Selon ses analyses, l’exécutif sénégalais « marche sur une corde raide » en engageant une politique de redressement budgétaire d’une ampleur rarement observée. L’onde de choc fiscale représenterait une hausse équivalente à 3,9 points de PIB, dont 92,8 % seraient supportés directement par les ménages et les entreprises. Une charge considérable, estime-t-il, qui pourrait à la fois redresser les finances publiques ou, à l’inverse, plonger le pays dans une crise économique et sociale de grande ampleur.
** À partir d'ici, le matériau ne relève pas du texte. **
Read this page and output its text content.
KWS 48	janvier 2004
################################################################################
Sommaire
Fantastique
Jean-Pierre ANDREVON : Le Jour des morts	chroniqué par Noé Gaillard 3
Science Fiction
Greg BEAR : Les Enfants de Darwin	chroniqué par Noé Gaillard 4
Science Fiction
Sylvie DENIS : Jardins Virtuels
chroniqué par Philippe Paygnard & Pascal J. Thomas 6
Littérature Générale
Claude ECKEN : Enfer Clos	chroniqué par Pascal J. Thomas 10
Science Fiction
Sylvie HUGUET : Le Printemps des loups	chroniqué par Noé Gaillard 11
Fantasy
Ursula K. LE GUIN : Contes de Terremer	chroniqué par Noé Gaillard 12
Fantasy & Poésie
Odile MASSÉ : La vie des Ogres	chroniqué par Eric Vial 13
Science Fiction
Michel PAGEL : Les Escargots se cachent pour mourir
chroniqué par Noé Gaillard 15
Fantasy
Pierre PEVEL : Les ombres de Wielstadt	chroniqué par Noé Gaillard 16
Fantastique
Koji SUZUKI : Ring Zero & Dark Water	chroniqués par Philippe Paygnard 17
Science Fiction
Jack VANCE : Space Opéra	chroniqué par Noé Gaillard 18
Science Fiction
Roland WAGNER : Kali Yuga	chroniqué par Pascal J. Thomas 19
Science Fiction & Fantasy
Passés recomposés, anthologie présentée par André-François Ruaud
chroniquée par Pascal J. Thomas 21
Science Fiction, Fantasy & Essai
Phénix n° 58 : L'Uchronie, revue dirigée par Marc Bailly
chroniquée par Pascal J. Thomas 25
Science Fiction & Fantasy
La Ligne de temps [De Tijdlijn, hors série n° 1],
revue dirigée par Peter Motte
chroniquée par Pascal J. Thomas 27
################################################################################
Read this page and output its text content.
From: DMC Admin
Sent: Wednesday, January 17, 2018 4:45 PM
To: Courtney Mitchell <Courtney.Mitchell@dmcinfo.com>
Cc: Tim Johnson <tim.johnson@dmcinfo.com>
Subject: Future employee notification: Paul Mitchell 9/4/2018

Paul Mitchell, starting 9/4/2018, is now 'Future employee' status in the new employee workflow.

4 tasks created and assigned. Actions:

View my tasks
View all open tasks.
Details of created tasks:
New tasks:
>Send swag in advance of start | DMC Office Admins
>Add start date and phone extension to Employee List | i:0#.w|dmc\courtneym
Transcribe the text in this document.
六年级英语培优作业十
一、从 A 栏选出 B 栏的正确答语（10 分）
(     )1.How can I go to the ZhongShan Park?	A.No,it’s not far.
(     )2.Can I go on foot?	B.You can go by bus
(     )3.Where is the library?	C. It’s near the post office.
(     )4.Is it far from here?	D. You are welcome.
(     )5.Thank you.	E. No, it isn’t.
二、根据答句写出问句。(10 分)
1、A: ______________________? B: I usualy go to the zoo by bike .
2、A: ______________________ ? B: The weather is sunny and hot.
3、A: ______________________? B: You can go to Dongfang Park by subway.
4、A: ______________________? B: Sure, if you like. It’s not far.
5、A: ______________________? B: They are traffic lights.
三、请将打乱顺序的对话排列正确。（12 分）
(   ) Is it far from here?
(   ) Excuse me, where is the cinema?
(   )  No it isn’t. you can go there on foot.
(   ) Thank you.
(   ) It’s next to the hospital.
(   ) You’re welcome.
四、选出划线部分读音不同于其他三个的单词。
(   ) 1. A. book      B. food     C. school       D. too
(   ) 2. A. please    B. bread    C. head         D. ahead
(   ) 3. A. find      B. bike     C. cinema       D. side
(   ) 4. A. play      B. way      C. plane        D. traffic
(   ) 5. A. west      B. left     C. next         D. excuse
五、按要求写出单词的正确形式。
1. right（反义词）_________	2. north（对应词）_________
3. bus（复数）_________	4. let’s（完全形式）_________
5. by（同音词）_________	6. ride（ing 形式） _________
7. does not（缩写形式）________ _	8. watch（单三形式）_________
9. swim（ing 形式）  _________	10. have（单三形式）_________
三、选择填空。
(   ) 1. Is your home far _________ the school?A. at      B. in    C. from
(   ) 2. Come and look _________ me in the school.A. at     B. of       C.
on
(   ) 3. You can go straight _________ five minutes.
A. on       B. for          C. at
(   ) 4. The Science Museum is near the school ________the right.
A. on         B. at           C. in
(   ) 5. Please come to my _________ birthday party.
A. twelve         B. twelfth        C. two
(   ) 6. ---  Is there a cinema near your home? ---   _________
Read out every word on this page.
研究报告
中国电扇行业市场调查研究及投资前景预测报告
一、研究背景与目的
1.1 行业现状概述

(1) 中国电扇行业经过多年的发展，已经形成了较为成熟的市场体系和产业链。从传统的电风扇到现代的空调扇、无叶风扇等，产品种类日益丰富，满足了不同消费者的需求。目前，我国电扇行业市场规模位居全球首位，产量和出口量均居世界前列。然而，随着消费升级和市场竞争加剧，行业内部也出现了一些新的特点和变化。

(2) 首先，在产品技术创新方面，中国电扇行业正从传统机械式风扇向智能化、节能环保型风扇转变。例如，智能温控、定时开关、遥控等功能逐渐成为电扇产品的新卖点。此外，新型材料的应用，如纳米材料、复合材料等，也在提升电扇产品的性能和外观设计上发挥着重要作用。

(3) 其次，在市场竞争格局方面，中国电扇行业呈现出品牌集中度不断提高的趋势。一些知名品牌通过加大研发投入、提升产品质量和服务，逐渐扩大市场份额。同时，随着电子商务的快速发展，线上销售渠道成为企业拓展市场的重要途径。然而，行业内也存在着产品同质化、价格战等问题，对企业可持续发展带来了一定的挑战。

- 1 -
Pour Seydina Alioune Ndiaye, le pari du gouvernement est risqué, mais pas impossible. S’il réussit, ce tournant fiscal pourrait « restaurer la crédibilité budgétaire du pays » et jeter les bases d’une croissance soutenable. En revanche, un échec exposerait le Sénégal à « un choc de confiance » et à une aggravation des tensions économiques et sociales.

L’économiste met particulièrement en garde contre les répercussions sur les ménages, déjà fragilisés par la hausse continue du coût de la vie. Il redoute une érosion du pouvoir d’achat et une pression inflationniste accrue, dans un contexte où l’inflation alimentaire atteint désormais 36 %, selon les données de l’Agence nationale de la statistique et de la démographie (ANSD). Les foyers les plus modestes, déjà éprouvés par les difficultés économiques de 2025, risquent de subir de plein fouet l’effet cumulatif des nouvelles taxes et de la cherté des produits de base.

Du côté des entreprises, le constat n’est guère plus rassurant. L’économiste prévoit un triple impact : une compression des marges bénéficiaires, une menace sur la compétitivité et un risque de délocalisation de certaines activités. Il cite notamment l’augmentation de la Taxe sur les Activités Financières (TAF) de 56 %, ainsi que la hausse de 32 % des impôts sur les salaires, des mesures qui pourraient peser lourdement sur le secteur privé et freiner les investissements.

Face à ces défis, Seydina Alioune Ndiaye appelle à une stratégie plus équilibrée. Il plaide pour une pédagogie fiscale de la part du gouvernement, afin d’expliquer aux citoyens et aux entreprises la nécessité de cet effort collectif. Dans le même temps, il insiste sur la mise en place de mécanismes de compensation pour protéger les ménages les plus vulnérables et éviter une explosion sociale.

Enfin, il souligne que la réussite de cette politique dépendra largement de la croissance économique attendue à 5 % en 2026. Si cette projection ne se matérialise pas et que la dette publique — déjà supérieure à 130 % du PIB — continue de s’alourdir, le pays pourrait entrer dans une zone de turbulence financière et sociale sans précédent.